Para o “olhar estrangeiro” convencional, a uma análise mais profunda das razões para nossas diferenças culturais e sociais parecem preferíveis conclusões simplistas que remetem ao ancestral embate entre o bem e o mal. Fica mais fácil acreditar em um grande vilão e assim expiar a responsabilidade por cada abuso socioambiental que ocorre em qualquer canto do planeta. Responsabilidade pela omissão, responsabilidade pelo desinteresse, responsabilidade pela conveniência.
E então assistimos a algo que se pode configurar como “dumping reputacional” de países, empresas e instituições. Um processo em que o hiato de compreensão entre realidades diferentes no planeta é utilizado como alavanca para reforçar percepções simplistas; em que situações complexas que requerem análises e soluções igualmente complexas veem-se reduzidas a uma visão maniqueísta, passando ao largo das infinitas nuances da vida real.
É assim que países do hemisfério norte encontram seus vilões na metade de baixo do planeta, tão distante de seus corações e mentes. E vice-versa. Gente preparada e bem informada, tanto lá quanto aqui, não raro dá crédito a fontes que nem ao menos se preocupam com a fidedignidade das histórias que se propagam, sobretudo pela Grande Rede. Por que nos é tão difícil, por exemplo, perceber a enorme diferença que existe entre empresas locais ou de fora que, malgrado suas imperfeições, dilemas e dificuldades, se esforçam por práticas socioambientais corretas, e aquelas inconsequentes e imediatistas?
Sob o ponto de vista dos países emergentes, uma hipótese é que, para alguns cidadãos de países mais ricos, seja difícil admitir que interesses específicos de suas próprias economias possam estar por trás de denúncias que acolhem como verdadeiras. Afinal, em muitos casos, o desenvolvimento sustentado de países como o Brasil e o relativo sucesso das nossas empresas podem representar ameaças para suas empresas ou para os empregos de alguns dos seus compatriotas. É melhor acreditar no vilão lá longe, abaixo da linha do Equador. E o oposto não é menos verdadeiro: daqui, muitos de nós tendem a imputar a “culpa” pela situação a que chegou o nosso planeta exclusivamente sobre os países desenvolvidos, que – por terem iniciado bem antes o processo “civilizatório” e implantado o capitalismo moderno, com todos os respectivos benefícios e mazelas – esgotaram os recursos e agora se voltam para cá...
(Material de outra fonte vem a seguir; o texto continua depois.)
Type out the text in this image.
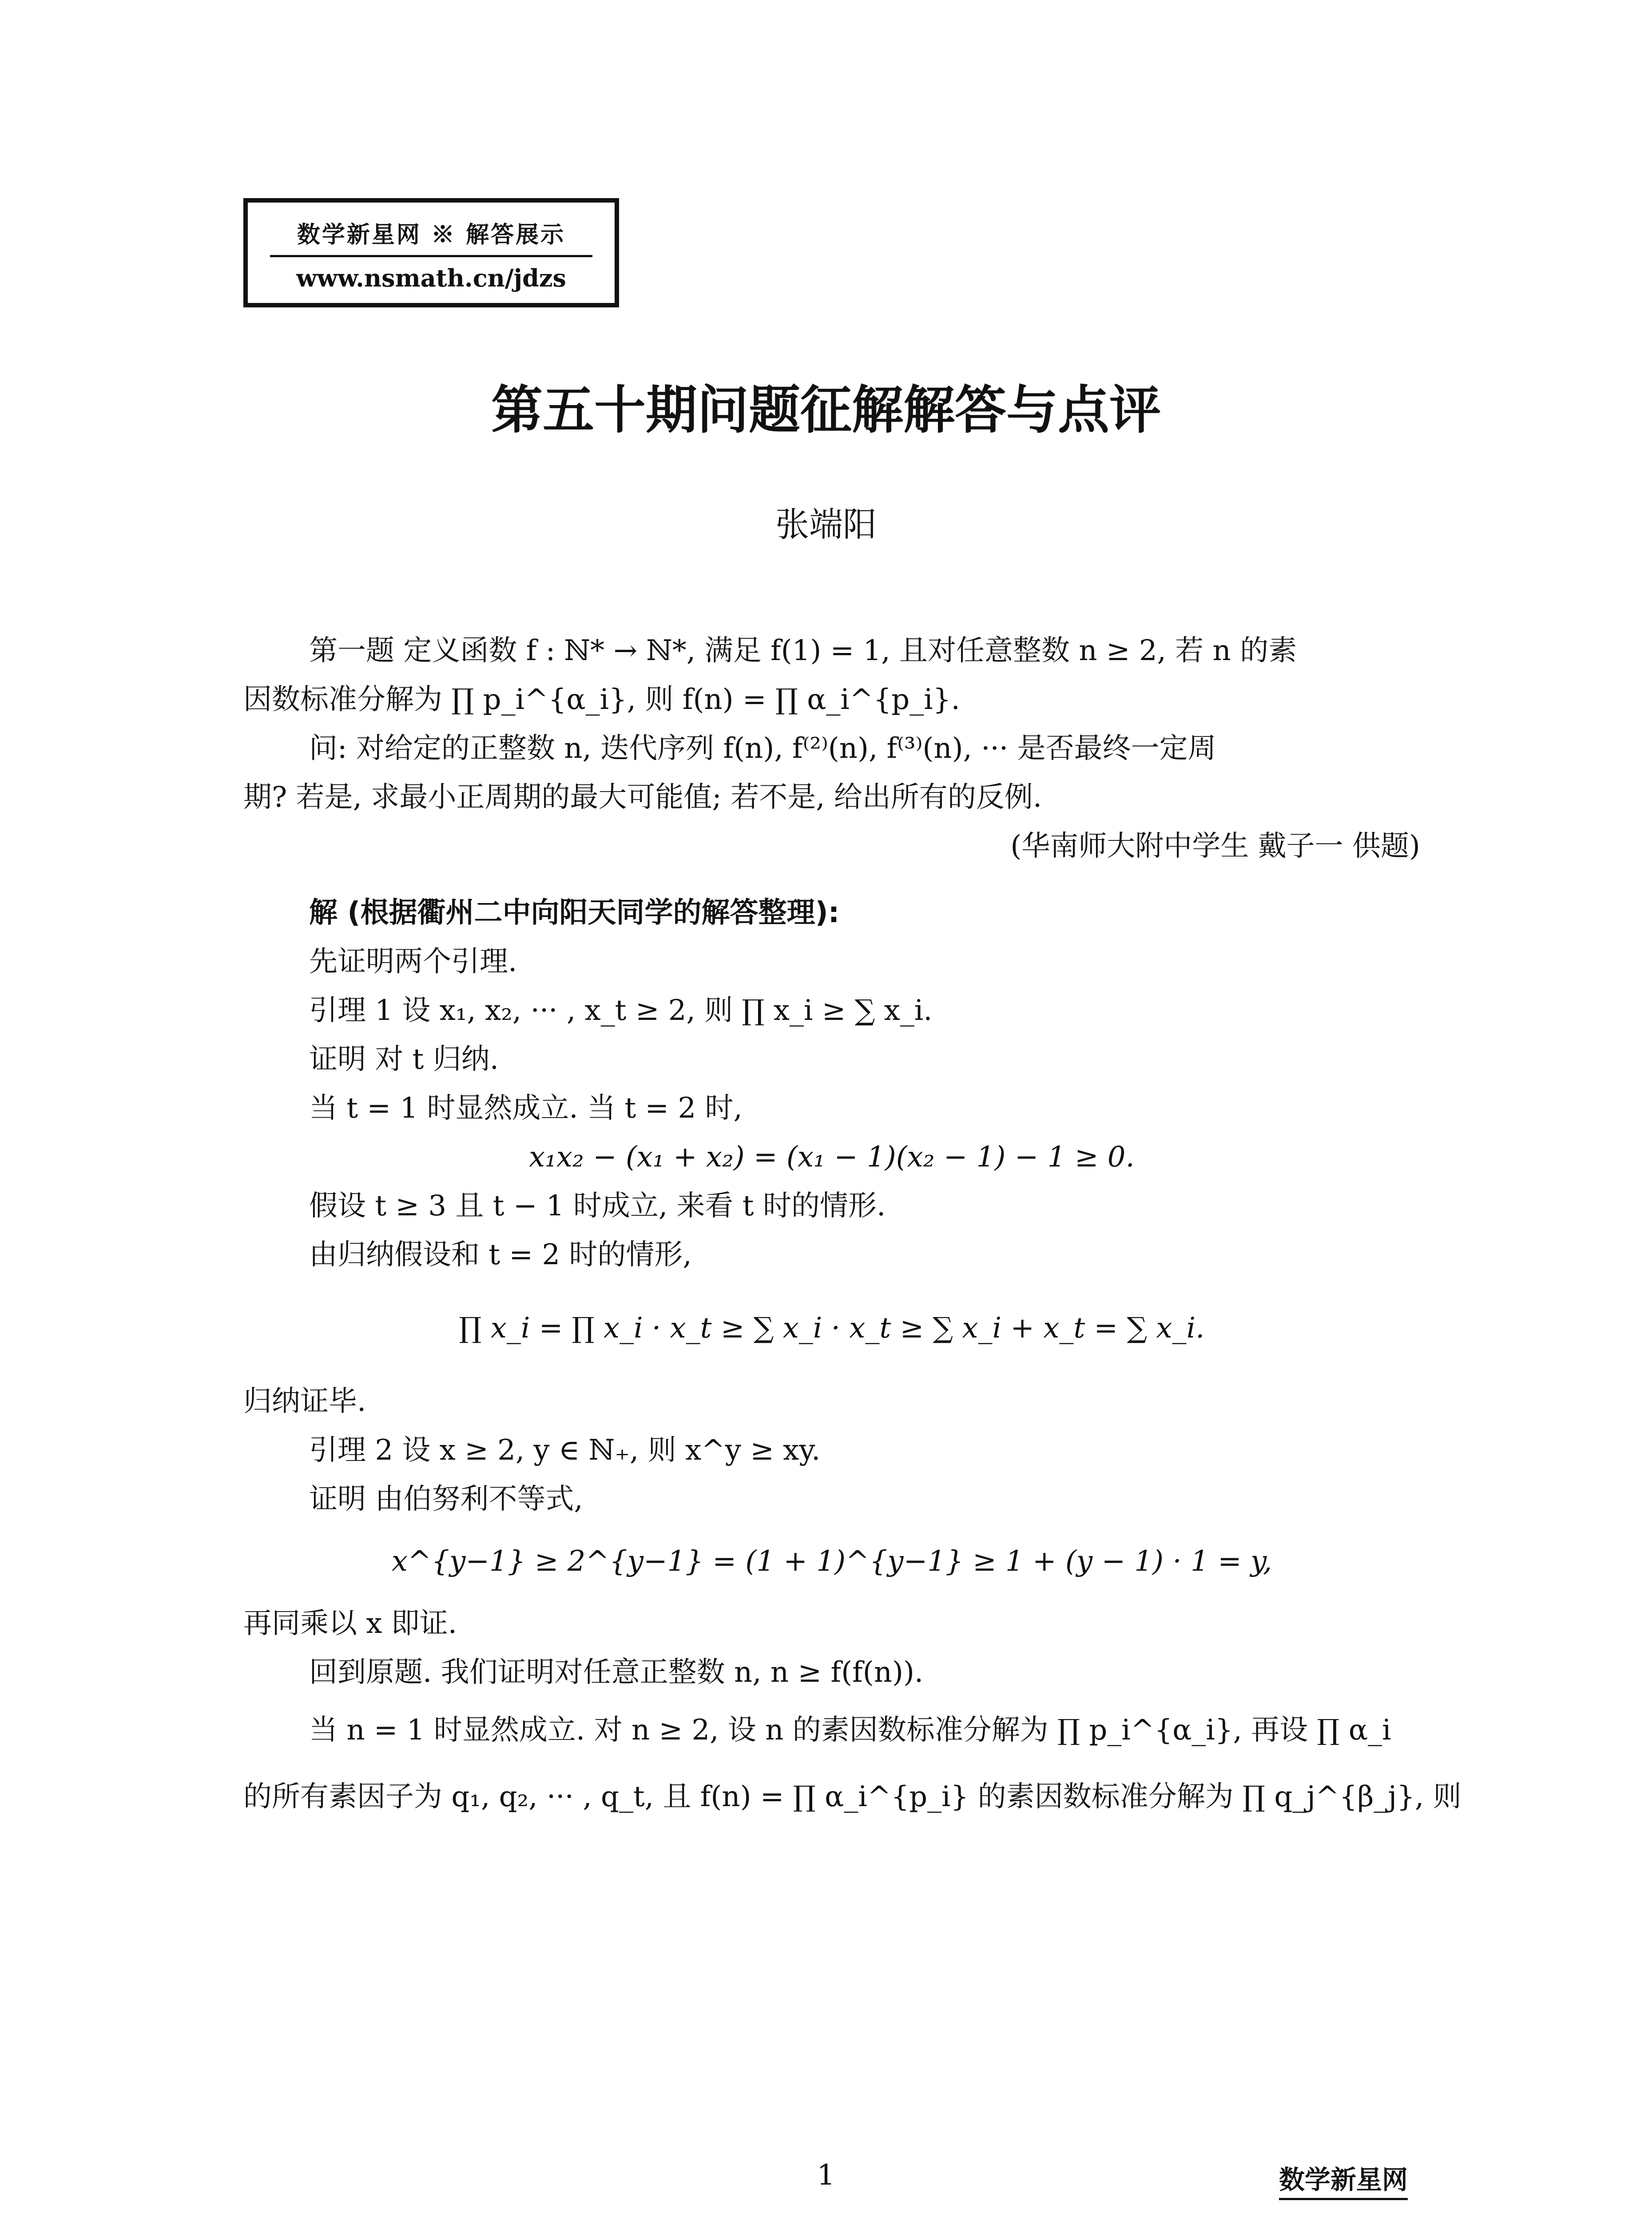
数学新星网 ※ 解答展示
www.nsmath.cn/jdzs
第五十期问题征解解答与点评
张端阳

第一题 定义函数 f : ℕ* → ℕ*, 满足 f(1) = 1, 且对任意整数 n ≥ 2, 若 n 的素

因数标准分解为 ∏ p_i^{α_i}, 则 f(n) = ∏ α_i^{p_i}.

问: 对给定的正整数 n, 迭代序列 f(n), f⁽²⁾(n), f⁽³⁾(n), ··· 是否最终一定周

期? 若是, 求最小正周期的最大可能值; 若不是, 给出所有的反例.

(华南师大附中学生 戴子一 供题)

解 (根据衢州二中向阳天同学的解答整理):

先证明两个引理.

引理 1 设 x₁, x₂, ··· , x_t ≥ 2, 则 ∏ x_i ≥ ∑ x_i.

证明 对 t 归纳.

当 t = 1 时显然成立. 当 t = 2 时,

x₁x₂ − (x₁ + x₂) = (x₁ − 1)(x₂ − 1) − 1 ≥ 0.

假设 t ≥ 3 且 t − 1 时成立, 来看 t 时的情形.

由归纳假设和 t = 2 时的情形,

∏ x_i = ∏ x_i · x_t ≥ ∑ x_i · x_t ≥ ∑ x_i + x_t = ∑ x_i.

归纳证毕.

引理 2 设 x ≥ 2, y ∈ ℕ₊, 则 x^y ≥ xy.

证明 由伯努利不等式,

x^{y−1} ≥ 2^{y−1} = (1 + 1)^{y−1} ≥ 1 + (y − 1) · 1 = y,

再同乘以 x 即证.

回到原题. 我们证明对任意正整数 n, n ≥ f(f(n)).

当 n = 1 时显然成立. 对 n ≥ 2, 设 n 的素因数标准分解为 ∏ p_i^{α_i}, 再设 ∏ α_i

的所有素因子为 q₁, q₂, ··· , q_t, 且 f(n) = ∏ α_i^{p_i} 的素因数标准分解为 ∏ q_j^{β_j}, 则

1	数学新星网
Há também uma parcela de responsabilidade dos governos, empresas e das ONGs de países emergentes, como o Brasil. É preciso um esforço maior – consistente e permanente – de comunicação, daqui para o chamado mundo dos ricos, para estabelecer os fatos e desfazer a confusão provocada pelas denúncias falsas, embaladas na defesa de causas nobres e em chavões politicamente corretos. Sem minimizar nem tentar justificar os descalabros, expostos dia a dia nas manchetes dos jornais, que infelizmente continuam a refletir nossa indigente representação política e acabam por confirmar as percepções mais negativas, matando pela raiz qualquer disposição mais benévola de entender a nossa realidade.
Uma missão na qual muitos comunicadores empresariais brasileiros já estão engajados, com seu conhecimento, experiência e redes de relacionamento, a bem do interesse de suas próprias organizações e do nosso futuro comum.